Dreamscape/Escape

February 22 – February 25
80WSE Gallery
Curator: Lillian Beeson
Artists: Chaewon Lim & Regina Escobedo Guerra

Metropolitan spaces like New York are centers of cultural, social, and economic prowess and growth. Such cities allow people to explore some of the greatest aspects of modern life. But among all the hustle and bustle, the millions of individual people, and the plethora of possibilities for what to do and who to be, city life can become oppressively overwhelming. There are a multitude of ways to handle the strain of urban living, and disparate coping methods are utilized in different ways, as evidenced by Regina Escobedo and Chaewon Lim in Dreamscape/Escape. High population density is an inevitable part of existing within a big city. In such environments, you are constantly surrounded by people, which creates two seemingly contradictory dilemmas: voicelessness–the sense that you are one small insignificant mass among all the other bodies–and loneliness–a feeling of isolation heightened by vast quantities of individuals who constantly surround you but with whom you have no personal connection. Escobedo’s artistic practice confronts these issues by asserting her individuality within her unique, painted depictions of New York, viewing each of her works as a self-portrait that resembles a journal entry. Her 2021 mixed media piece, “MY Times Square,’’ gives the viewer access to Escobedo’s mind, showing a fraction of the city through her perspective and providing a whimsical, dream-like escape from reality.

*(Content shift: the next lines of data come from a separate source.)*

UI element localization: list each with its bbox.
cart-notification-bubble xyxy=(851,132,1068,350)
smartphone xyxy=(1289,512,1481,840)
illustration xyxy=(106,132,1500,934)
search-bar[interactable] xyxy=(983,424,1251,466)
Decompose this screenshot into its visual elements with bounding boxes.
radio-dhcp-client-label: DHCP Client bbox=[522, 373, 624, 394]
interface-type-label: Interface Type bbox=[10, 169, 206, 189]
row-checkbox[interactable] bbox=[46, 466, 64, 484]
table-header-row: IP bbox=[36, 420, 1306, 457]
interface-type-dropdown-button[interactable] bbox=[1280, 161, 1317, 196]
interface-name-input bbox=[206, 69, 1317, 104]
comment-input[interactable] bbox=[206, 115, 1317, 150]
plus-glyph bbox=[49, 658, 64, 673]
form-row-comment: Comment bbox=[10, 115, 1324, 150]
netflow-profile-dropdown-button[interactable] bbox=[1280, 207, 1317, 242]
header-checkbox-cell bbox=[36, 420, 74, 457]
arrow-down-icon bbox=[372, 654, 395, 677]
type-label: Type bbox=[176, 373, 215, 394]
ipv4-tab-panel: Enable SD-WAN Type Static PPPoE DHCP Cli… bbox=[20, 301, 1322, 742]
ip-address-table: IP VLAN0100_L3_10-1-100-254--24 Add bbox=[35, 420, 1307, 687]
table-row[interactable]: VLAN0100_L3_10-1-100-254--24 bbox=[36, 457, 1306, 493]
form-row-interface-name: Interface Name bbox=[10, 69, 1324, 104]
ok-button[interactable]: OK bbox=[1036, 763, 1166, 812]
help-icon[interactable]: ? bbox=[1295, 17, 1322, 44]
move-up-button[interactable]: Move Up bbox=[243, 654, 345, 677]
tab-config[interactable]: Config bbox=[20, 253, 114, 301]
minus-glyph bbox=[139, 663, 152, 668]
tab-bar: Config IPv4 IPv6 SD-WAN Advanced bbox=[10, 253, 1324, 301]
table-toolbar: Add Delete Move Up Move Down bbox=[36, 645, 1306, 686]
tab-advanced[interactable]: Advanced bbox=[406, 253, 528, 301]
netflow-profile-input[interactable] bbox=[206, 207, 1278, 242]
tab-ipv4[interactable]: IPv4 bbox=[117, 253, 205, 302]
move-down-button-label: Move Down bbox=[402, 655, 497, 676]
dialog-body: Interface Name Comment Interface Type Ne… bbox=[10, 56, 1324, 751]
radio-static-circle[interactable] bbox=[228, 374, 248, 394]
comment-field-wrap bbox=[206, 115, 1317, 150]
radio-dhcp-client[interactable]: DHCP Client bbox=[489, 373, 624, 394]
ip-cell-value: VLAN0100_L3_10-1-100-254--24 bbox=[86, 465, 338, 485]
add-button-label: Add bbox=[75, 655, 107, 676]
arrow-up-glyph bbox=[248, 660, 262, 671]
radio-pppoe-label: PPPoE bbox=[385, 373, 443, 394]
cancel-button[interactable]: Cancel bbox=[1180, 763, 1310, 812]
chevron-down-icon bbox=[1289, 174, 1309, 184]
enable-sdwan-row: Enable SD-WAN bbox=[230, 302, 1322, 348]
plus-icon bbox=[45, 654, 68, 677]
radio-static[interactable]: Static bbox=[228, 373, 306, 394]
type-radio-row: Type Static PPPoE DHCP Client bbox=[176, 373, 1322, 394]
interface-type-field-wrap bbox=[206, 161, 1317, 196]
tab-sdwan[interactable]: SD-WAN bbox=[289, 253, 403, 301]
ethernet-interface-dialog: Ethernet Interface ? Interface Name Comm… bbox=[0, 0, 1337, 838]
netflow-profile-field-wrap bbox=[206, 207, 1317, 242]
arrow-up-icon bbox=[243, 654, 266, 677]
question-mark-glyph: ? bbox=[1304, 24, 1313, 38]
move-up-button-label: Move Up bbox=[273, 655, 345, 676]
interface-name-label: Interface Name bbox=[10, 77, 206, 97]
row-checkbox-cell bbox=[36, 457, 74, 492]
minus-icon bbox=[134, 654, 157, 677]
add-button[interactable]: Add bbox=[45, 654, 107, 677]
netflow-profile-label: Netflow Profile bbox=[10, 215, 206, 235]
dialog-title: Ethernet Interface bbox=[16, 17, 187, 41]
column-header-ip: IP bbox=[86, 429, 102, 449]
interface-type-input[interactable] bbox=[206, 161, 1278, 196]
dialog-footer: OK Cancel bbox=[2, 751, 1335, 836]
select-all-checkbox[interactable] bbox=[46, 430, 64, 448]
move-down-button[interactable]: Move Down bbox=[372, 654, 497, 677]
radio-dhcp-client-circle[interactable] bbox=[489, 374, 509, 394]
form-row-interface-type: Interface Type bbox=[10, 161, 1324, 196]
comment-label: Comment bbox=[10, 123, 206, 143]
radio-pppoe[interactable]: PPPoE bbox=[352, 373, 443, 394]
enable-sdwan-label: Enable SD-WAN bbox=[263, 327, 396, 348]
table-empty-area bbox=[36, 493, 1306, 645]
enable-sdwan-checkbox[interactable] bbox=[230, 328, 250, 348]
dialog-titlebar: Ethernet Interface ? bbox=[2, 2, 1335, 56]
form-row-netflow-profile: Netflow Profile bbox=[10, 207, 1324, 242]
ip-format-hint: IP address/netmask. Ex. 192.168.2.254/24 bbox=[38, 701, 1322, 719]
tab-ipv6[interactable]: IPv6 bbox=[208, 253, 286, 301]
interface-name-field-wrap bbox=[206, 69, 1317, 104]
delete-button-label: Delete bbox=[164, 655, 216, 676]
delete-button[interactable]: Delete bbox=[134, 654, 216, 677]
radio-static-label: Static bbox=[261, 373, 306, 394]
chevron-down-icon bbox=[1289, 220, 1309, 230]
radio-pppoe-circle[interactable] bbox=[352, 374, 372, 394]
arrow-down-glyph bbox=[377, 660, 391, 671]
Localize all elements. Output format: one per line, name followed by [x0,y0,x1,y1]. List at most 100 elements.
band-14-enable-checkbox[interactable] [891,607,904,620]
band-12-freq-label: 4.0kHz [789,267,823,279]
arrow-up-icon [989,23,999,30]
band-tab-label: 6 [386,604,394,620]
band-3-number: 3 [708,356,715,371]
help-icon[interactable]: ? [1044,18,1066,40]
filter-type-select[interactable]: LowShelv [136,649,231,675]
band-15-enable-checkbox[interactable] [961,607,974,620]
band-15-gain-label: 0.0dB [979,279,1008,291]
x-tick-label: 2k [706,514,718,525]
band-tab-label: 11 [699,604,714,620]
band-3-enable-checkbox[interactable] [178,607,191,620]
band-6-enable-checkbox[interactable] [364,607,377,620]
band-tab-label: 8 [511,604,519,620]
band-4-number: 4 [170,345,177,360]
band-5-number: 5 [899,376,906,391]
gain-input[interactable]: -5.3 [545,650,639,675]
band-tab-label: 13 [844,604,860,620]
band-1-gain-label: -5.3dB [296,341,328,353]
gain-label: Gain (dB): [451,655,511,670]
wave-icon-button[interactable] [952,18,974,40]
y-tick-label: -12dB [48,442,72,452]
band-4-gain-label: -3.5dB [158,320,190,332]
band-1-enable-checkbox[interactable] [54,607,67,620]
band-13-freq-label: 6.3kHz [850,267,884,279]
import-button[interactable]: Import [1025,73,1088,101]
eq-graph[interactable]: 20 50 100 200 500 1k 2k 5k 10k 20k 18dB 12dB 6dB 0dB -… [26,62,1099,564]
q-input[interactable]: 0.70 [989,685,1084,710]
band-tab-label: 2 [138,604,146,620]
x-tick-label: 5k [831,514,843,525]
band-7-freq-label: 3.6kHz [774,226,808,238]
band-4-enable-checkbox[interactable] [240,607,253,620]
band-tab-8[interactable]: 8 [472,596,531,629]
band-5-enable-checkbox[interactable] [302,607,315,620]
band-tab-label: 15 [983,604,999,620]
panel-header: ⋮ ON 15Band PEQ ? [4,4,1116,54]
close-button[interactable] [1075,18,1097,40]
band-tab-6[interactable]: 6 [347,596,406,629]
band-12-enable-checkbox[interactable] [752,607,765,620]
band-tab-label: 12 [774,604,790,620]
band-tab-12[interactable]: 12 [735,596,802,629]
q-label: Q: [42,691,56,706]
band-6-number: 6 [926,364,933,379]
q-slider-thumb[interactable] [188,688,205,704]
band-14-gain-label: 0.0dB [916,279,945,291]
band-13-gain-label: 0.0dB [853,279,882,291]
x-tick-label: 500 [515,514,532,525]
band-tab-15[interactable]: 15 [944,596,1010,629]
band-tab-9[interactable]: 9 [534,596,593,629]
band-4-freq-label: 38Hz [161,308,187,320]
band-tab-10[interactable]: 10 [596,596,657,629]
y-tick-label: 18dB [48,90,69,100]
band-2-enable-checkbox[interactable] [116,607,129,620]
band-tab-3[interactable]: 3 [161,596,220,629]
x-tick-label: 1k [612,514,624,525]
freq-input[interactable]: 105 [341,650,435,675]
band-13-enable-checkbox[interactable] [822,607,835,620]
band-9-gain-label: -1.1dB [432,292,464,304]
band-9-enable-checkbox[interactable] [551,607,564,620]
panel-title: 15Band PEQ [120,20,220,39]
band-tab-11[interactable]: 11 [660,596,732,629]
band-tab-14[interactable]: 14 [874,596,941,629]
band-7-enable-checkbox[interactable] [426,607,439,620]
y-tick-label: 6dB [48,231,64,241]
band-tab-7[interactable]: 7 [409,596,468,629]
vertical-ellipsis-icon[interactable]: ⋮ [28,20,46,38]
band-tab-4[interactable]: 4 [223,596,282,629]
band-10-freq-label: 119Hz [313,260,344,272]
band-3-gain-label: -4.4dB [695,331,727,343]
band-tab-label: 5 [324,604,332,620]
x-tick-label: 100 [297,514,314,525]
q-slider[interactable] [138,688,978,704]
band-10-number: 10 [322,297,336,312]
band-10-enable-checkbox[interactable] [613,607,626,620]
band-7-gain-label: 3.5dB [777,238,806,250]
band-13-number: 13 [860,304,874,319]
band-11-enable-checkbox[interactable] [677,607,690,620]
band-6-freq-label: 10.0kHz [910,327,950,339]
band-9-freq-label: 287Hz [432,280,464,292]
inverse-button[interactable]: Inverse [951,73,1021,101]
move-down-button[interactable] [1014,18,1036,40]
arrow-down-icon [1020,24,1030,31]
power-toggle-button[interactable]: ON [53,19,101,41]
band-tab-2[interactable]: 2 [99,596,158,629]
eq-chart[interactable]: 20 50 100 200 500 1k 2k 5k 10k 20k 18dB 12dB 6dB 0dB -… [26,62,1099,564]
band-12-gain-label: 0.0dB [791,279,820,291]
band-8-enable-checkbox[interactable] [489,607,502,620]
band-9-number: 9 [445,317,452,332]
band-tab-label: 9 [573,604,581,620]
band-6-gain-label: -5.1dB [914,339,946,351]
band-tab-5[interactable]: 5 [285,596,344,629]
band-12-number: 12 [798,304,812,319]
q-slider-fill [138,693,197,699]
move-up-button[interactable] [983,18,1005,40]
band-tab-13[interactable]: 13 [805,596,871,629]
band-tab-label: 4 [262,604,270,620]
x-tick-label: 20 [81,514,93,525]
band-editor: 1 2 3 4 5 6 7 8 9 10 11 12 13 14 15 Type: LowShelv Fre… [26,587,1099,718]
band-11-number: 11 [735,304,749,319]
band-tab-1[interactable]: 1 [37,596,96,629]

Inspired by the serenity of nature, Lim’s works provide a peaceful escape from the overwhelming, bustling city. She focuses on meditation in her sculptures as a means of creating this calming atmosphere. Mindfulness is an active part of her practice, from the art-making process to the interaction between art and audience. Lim practices mindfulness by experimenting with a combination of traditional and nontraditional materials, such as Korean Hanji paper and baking ingredients. She also utilizes minimal, solid colors to reduce the human-made quality of her works. Her sculptures instill tranquility in the viewer, but, when considered within the context of their display in a metropolis, they also connect nature to the anxieties of city life. The focus on nature in Lim’s works and their relationship to New York City evokes environmental-related issues present in large cities such as rapid urbanization and living in a fabricated environment. Lim’s minimalist works provide a means of escaping those concerns by returning the viewer to the calm of a natural environment and by encouraging internal reflection.

While Lim’s works are more compositionally simplistic, focus on nature, and provide the viewer with a sense of calm, Escobedo’s works are more compositionally elaborate, primarily focus on city life, and endow the viewer with a sense of surrealist wonder. Despite these differences, their artistic practices have a common ground: they both employ art to cope with city life. Dreamscape/Escape puts works by Escobedo and Lim in conversation, raising questions about how living in one city can create a similar need for escapism, and how that necessity can be mediated through entirely different practices.